債務の返済トラブルに直面したとき、元金の支払いが完了しているからといって安心できるとは限りません。特に、遅延損害金が残っている場合でも、債権者が競売や訴訟を申し立てる可能性があるのをご存じでしょうか。本記事では、遅延損害金のみの未払い状態における法的措置の可能性と、それに対する実務的な対応策をわかりやすく解説します。
遅延損害金とは?その性質と法的意味
遅延損害金とは、債務者が返済期限を過ぎた場合に課されるペナルティ的な金銭で、元金とは別の法的債務として扱われます。通常、契約書や約款に基づいて年率14%などの高めの利率が設定されており、放置すると金額が膨れ上がるリスクもあります。

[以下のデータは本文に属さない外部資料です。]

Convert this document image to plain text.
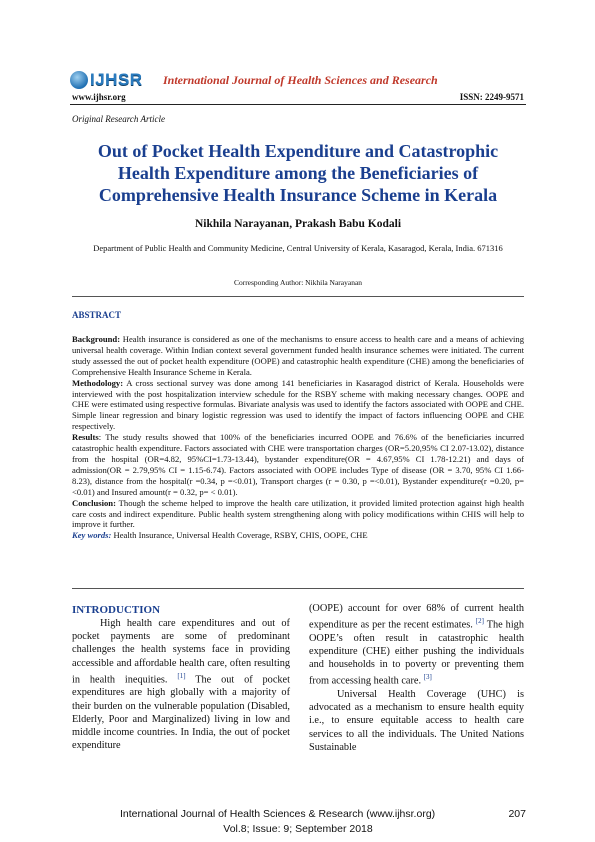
IJHSR International Journal of Health Sciences and Research
www.ijhsr.org	ISSN: 2249-9571
Original Research Article
Out of Pocket Health Expenditure and Catastrophic Health Expenditure among the Beneficiaries of Comprehensive Health Insurance Scheme in Kerala
Nikhila Narayanan, Prakash Babu Kodali
Department of Public Health and Community Medicine, Central University of Kerala, Kasaragod, Kerala, India. 671316
Corresponding Author: Nikhila Narayanan
ABSTRACT

Background: Health insurance is considered as one of the mechanisms to ensure access to health care and a means of achieving universal health coverage. Within Indian context several government funded health insurance schemes were initiated. The current study assessed the out of pocket health expenditure (OOPE) and catastrophic health expenditure (CHE) among the beneficiaries of Comprehensive Health Insurance Scheme in Kerala.

Methodology: A cross sectional survey was done among 141 beneficiaries in Kasaragod district of Kerala. Households were interviewed with the post hospitalization interview schedule for the RSBY scheme with making necessary changes. OOPE and CHE were estimated using respective formulas. Bivariate analysis was used to identify the factors associated with OOPE and CHE. Simple linear regression and binary logistic regression was used to identify the impact of factors influencing OOPE and CHE respectively.

Results: The study results showed that 100% of the beneficiaries incurred OOPE and 76.6% of the beneficiaries incurred catastrophic health expenditure. Factors associated with CHE were transportation charges (OR=5.20,95% CI 2.07-13.02), distance from the hospital (OR=4.82, 95%CI=1.73-13.44), bystander expenditure(OR = 4.67,95% CI 1.78-12.21) and days of admission(OR = 2.79,95% CI = 1.15-6.74). Factors associated with OOPE includes Type of disease (OR = 3.70, 95% CI 1.66- 8.23), distance from the hospital(r =0.34, p =<0.01), Transport charges (r = 0.30, p =<0.01), Bystander expenditure(r =0.20, p= <0.01) and Insured amount(r = 0.32, p= < 0.01).

Conclusion: Though the scheme helped to improve the health care utilization, it provided limited protection against high health care costs and indirect expenditure. Public health system strengthening along with policy modifications within CHIS will help to improve it further.

Key words: Health Insurance, Universal Health Coverage, RSBY, CHIS, OOPE, CHE

INTRODUCTION

High health care expenditures and out of pocket payments are some of predominant challenges the health systems face in providing accessible and affordable health care, often resulting in health inequities. [1] The out of pocket expenditures are high globally with a majority of their burden on the vulnerable population (Disabled, Elderly, Poor and Marginalized) living in low and middle income countries. In India, the out of pocket expenditure

(OOPE) account for over 68% of current health expenditure as per the recent estimates. [2] The high OOPE’s often result in catastrophic health expenditure (CHE) either pushing the individuals and households in to poverty or preventing them from accessing health care. [3]

Universal Health Coverage (UHC) is advocated as a mechanism to ensure health equity i.e., to ensure equitable access to health care services to all the individuals. The United Nations Sustainable

International Journal of Health Sciences & Research (www.ijhsr.org)	207
Vol.8; Issue: 9; September 2018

また、遅延損害金も立派な「債権」であるため、債権者はこれを根拠に法的措置を講じることが可能です。
遅延損害金だけでも競売や訴訟は可能なのか?
結論から言えば、遅延損害金のみの未払いでも、債権者は訴訟や競売の申し立てが可能です。特に、不動産に抵当権が設定されている場合、遅延損害金を理由に競売申立てが行われた判例も存在します。

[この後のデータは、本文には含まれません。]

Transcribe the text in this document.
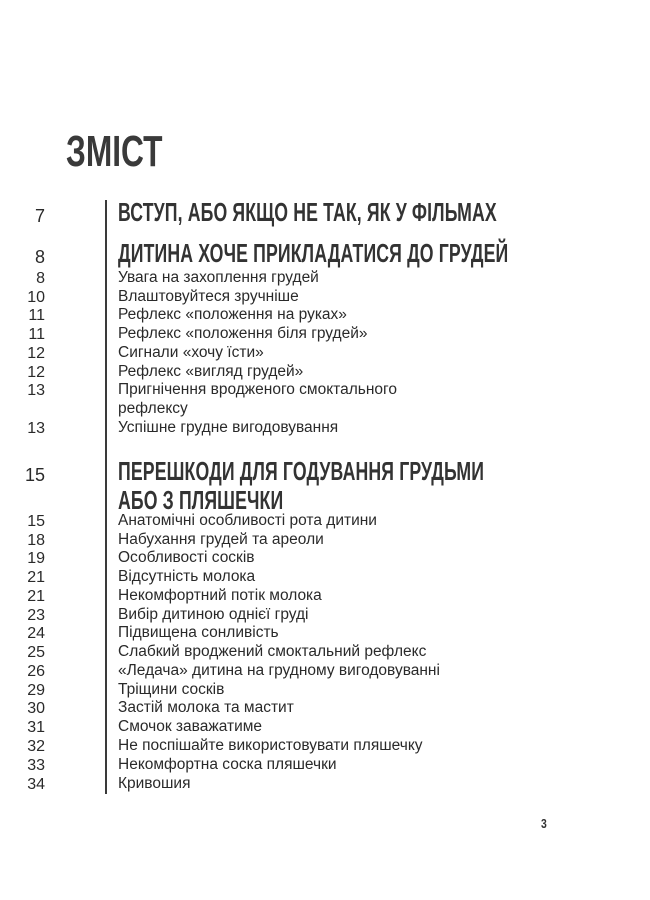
ЗМІСТ
7	ВСТУП, АБО ЯКЩО НЕ ТАК, ЯК У ФІЛЬМАХ
8	ДИТИНА ХОЧЕ ПРИКЛАДАТИСЯ ДО ГРУДЕЙ
8	Увага на захоплення грудей
10	Влаштовуйтеся зручніше
11	Рефлекс «положення на руках»
11	Рефлекс «положення біля грудей»
12	Сигнали «хочу їсти»
12	Рефлекс «вигляд грудей»
13	Пригнічення вродженого смоктального
рефлексу
13	Успішне грудне вигодовування
15	ПЕРЕШКОДИ ДЛЯ ГОДУВАННЯ ГРУДЬМИ
АБО З ПЛЯШЕЧКИ
15	Анатомічні особливості рота дитини
18	Набухання грудей та ареоли
19	Особливості сосків
21	Відсутність молока
21	Некомфортний потік молока
23	Вибір дитиною однієї груді
24	Підвищена сонливість
25	Слабкий вроджений смоктальний рефлекс
26	«Ледача» дитина на грудному вигодовуванні
29	Тріщини сосків
30	Застій молока та мастит
31	Смочок заважатиме
32	Не поспішайте використовувати пляшечку
33	Некомфортна соска пляшечки
34	Кривошия
3
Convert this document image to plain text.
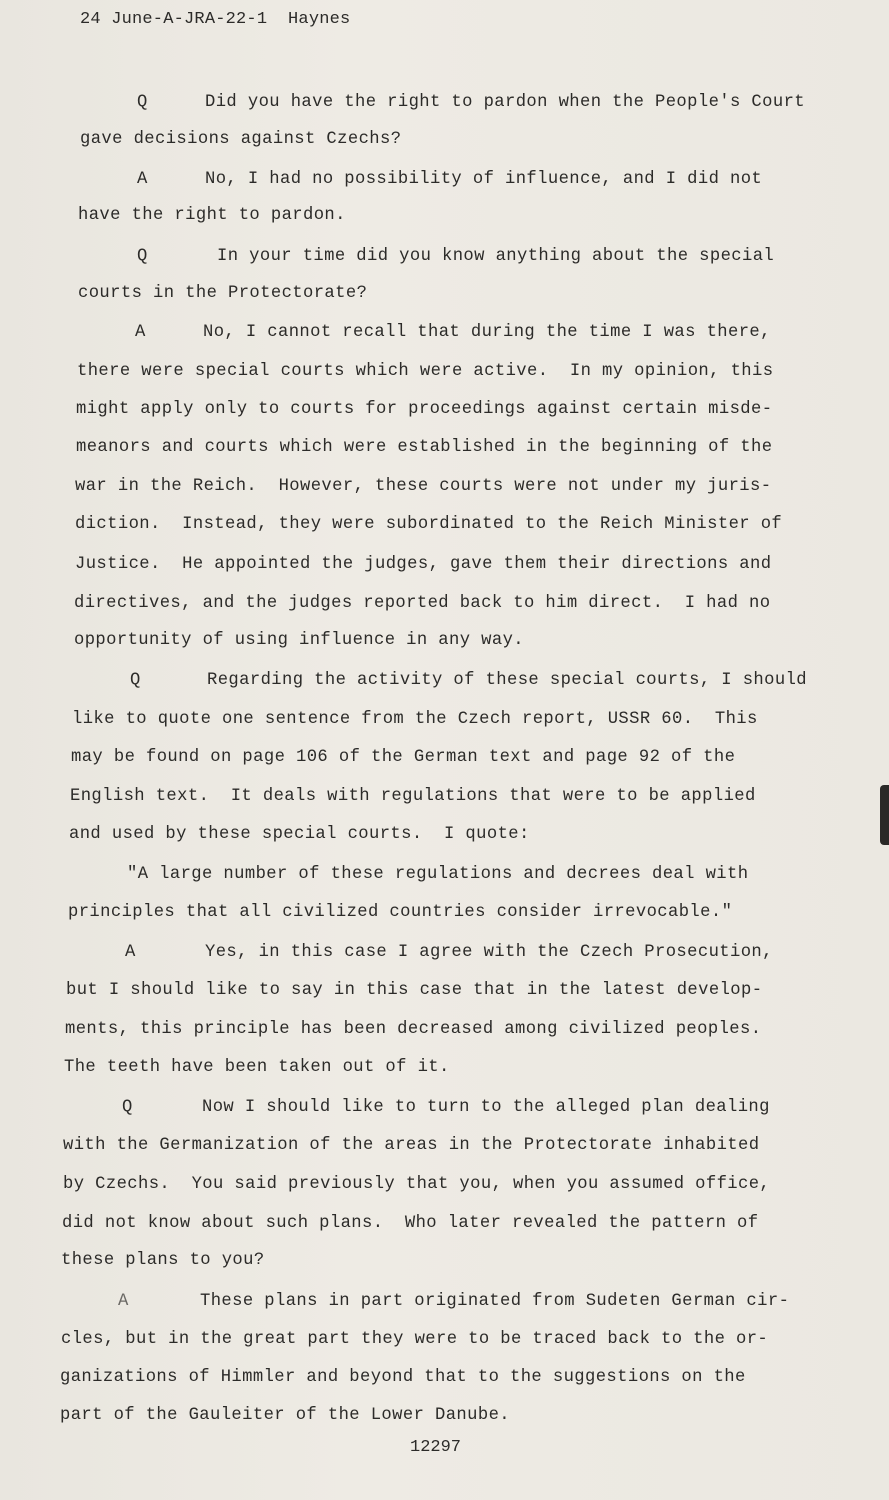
24 June-A-JRA-22-1  Haynes
Q	Did you have the right to pardon when the People's Court
gave decisions against Czechs?
A	No, I had no possibility of influence, and I did not
have the right to pardon.
Q	In your time did you know anything about the special
courts in the Protectorate?
A	No, I cannot recall that during the time I was there,
there were special courts which were active.  In my opinion, this
might apply only to courts for proceedings against certain misde-
meanors and courts which were established in the beginning of the
war in the Reich.  However, these courts were not under my juris-
diction.  Instead, they were subordinated to the Reich Minister of
Justice.  He appointed the judges, gave them their directions and
directives, and the judges reported back to him direct.  I had no
opportunity of using influence in any way.
Q	Regarding the activity of these special courts, I should
like to quote one sentence from the Czech report, USSR 60.  This
may be found on page 106 of the German text and page 92 of the
English text.  It deals with regulations that were to be applied
and used by these special courts.  I quote:
"A large number of these regulations and decrees deal with
principles that all civilized countries consider irrevocable."
A	Yes, in this case I agree with the Czech Prosecution,
but I should like to say in this case that in the latest develop-
ments, this principle has been decreased among civilized peoples.
The teeth have been taken out of it.
Q	Now I should like to turn to the alleged plan dealing
with the Germanization of the areas in the Protectorate inhabited
by Czechs.  You said previously that you, when you assumed office,
did not know about such plans.  Who later revealed the pattern of
these plans to you?
A	These plans in part originated from Sudeten German cir-
cles, but in the great part they were to be traced back to the or-
ganizations of Himmler and beyond that to the suggestions on the
part of the Gauleiter of the Lower Danube.
12297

例えば、住宅ローンの元金は完済したが、延滞利息が残っており、数十万円分の遅延損害金を理由に抵当権実行の訴えを提起されたケースもあります。
訴訟や競売の現実的なリスク
遅延損害金の金額が少額であれば、訴訟や競売には費用倒れの懸念があるため、債権者が躊躇することもあります。ただし、法的には「請求可能」な状況であるため、リスクはゼロではありません。
債権者が弁護士を代理人に立てて訴訟提起した場合、訴訟費用・弁護士費用も上乗せして請求されることがあるため、結果的に損害が大きくなる可能性があります。
実際に起こりうるケースと判例の紹介
判例の中には、「元金完済後に残った遅延損害金の未払いにより、不動産に設定された抵当権を根拠に競売申立てが認められた」例も見られます。東京地裁や大阪地裁では、遅延損害金の法的効力を債権と認め、債権回収手段としての法的措置を肯定した判決も存在します。

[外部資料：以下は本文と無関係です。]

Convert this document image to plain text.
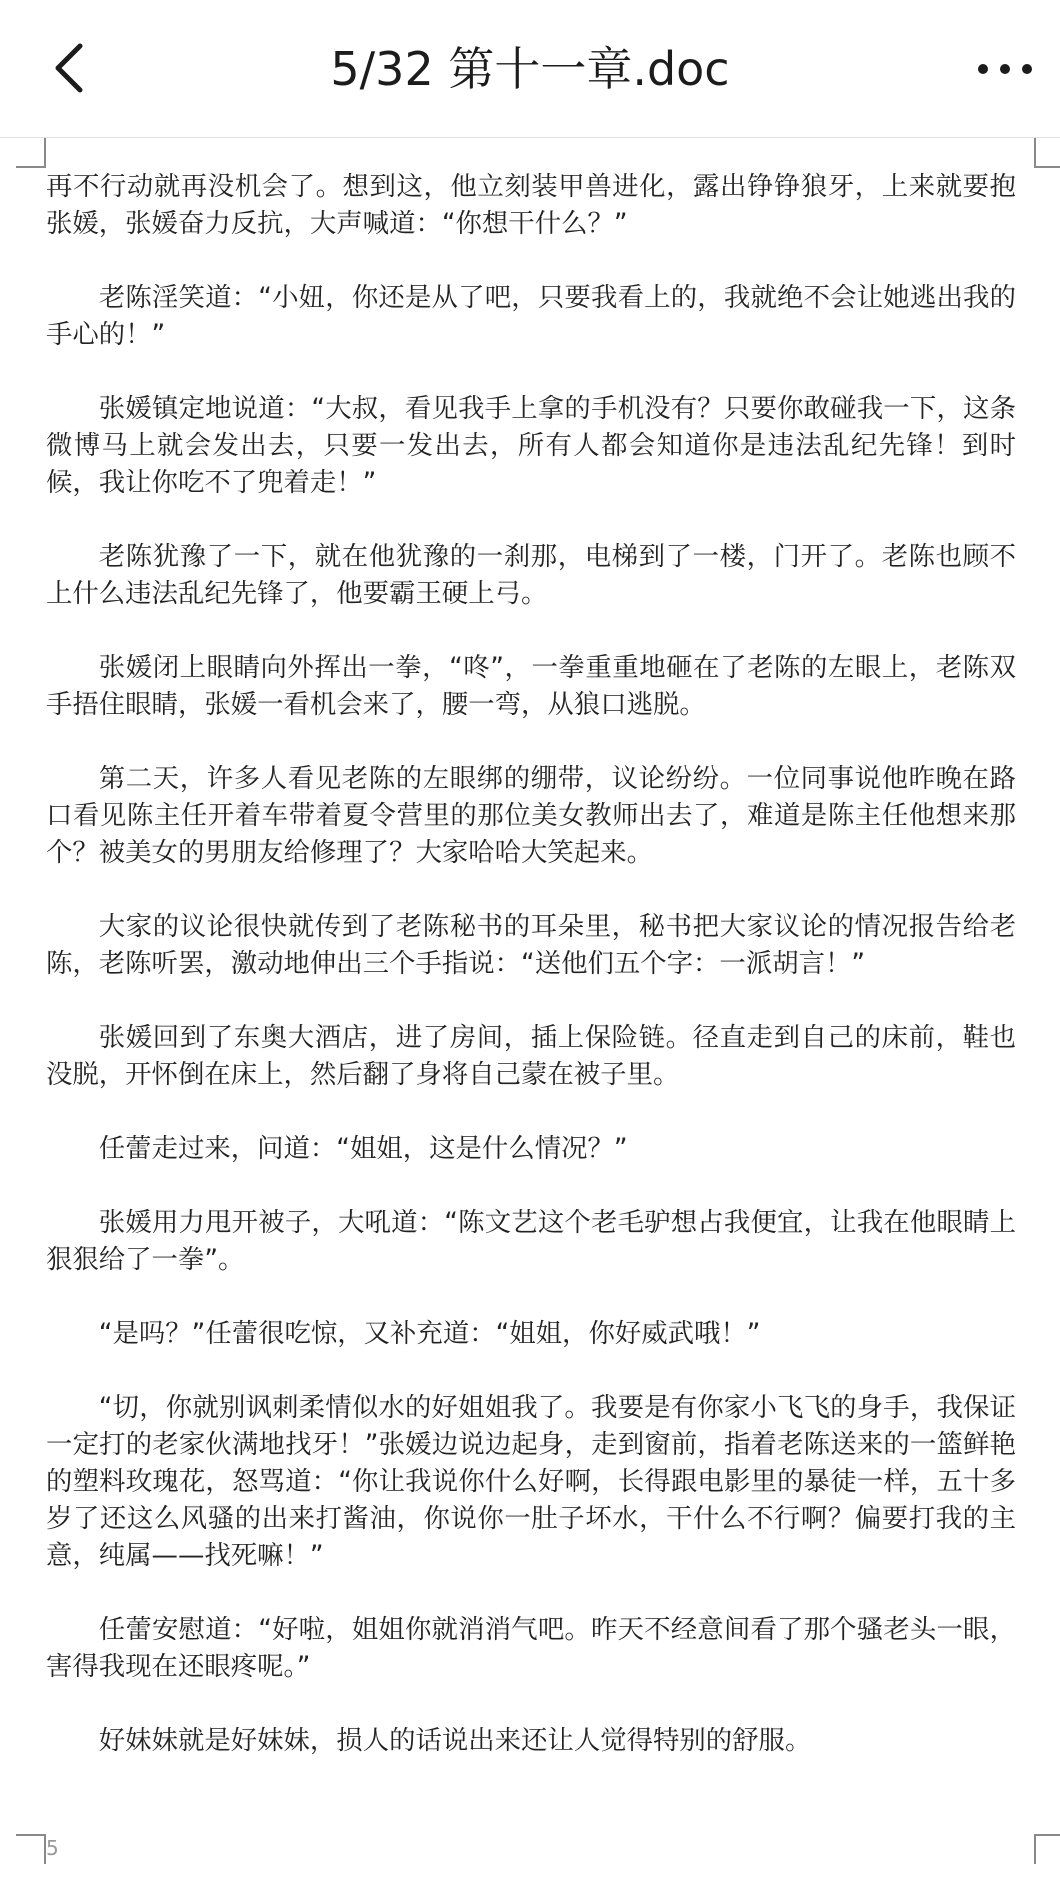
5/32 第十一章.doc

再不行动就再没机会了。想到这，他立刻装甲兽进化，露出铮铮狼牙，上来就要抱张媛，张媛奋力反抗，大声喊道：“你想干什么？”

老陈淫笑道：“小妞，你还是从了吧，只要我看上的，我就绝不会让她逃出我的手心的！”

张媛镇定地说道：“大叔，看见我手上拿的手机没有？只要你敢碰我一下，这条微博马上就会发出去，只要一发出去，所有人都会知道你是违法乱纪先锋！到时候，我让你吃不了兜着走！”

老陈犹豫了一下，就在他犹豫的一刹那，电梯到了一楼，门开了。老陈也顾不上什么违法乱纪先锋了，他要霸王硬上弓。

张媛闭上眼睛向外挥出一拳，“咚”，一拳重重地砸在了老陈的左眼上，老陈双手捂住眼睛，张媛一看机会来了，腰一弯，从狼口逃脱。

第二天，许多人看见老陈的左眼绑的绷带，议论纷纷。一位同事说他昨晚在路口看见陈主任开着车带着夏令营里的那位美女教师出去了，难道是陈主任他想来那个？被美女的男朋友给修理了？大家哈哈大笑起来。

大家的议论很快就传到了老陈秘书的耳朵里，秘书把大家议论的情况报告给老陈，老陈听罢，激动地伸出三个手指说：“送他们五个字：一派胡言！”

张媛回到了东奥大酒店，进了房间，插上保险链。径直走到自己的床前，鞋也没脱，开怀倒在床上，然后翻了身将自己蒙在被子里。

任蕾走过来，问道：“姐姐，这是什么情况？”

张媛用力甩开被子，大吼道：“陈文艺这个老毛驴想占我便宜，让我在他眼睛上狠狠给了一拳”。

“是吗？”任蕾很吃惊，又补充道：“姐姐，你好威武哦！”

“切，你就别讽刺柔情似水的好姐姐我了。我要是有你家小飞飞的身手，我保证一定打的老家伙满地找牙！”张媛边说边起身，走到窗前，指着老陈送来的一篮鲜艳的塑料玫瑰花，怒骂道：“你让我说你什么好啊，长得跟电影里的暴徒一样，五十多岁了还这么风骚的出来打酱油，你说你一肚子坏水，干什么不行啊？偏要打我的主意，纯属——找死嘛！”

任蕾安慰道：“好啦，姐姐你就消消气吧。昨天不经意间看了那个骚老头一眼，害得我现在还眼疼呢。”

好妹妹就是好妹妹，损人的话说出来还让人觉得特别的舒服。

5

つまり、遅延損害金の未払いは「債務不履行」の一形態と見なされることがあるのです。
回避のためにできる具体的対策
- 話し合いによる和解:債権者と分割払い等の交渉をすることで、訴訟を回避できる可能性があります。
- 債務整理:任意整理などの手続で、遅延損害金の減額または免除を目指すことも可能です。
- 時効の確認:遅延損害金にも時効(原則5年)があるため、時効の援用ができるケースもあります。
まとめ:遅延損害金を軽視しない意識が重要
たとえ元金の支払いが完了していたとしても、遅延損害金の未払いを放置することにはリスクが伴います。訴訟や競売の可能性は現実的に存在するため、速やかな対応が求められます。
債権者との円滑な交渉、法的助言を受ける姿勢、時効の確認など、具体的な行動を起こすことが、リスクを最小限に抑える第一歩となるでしょう。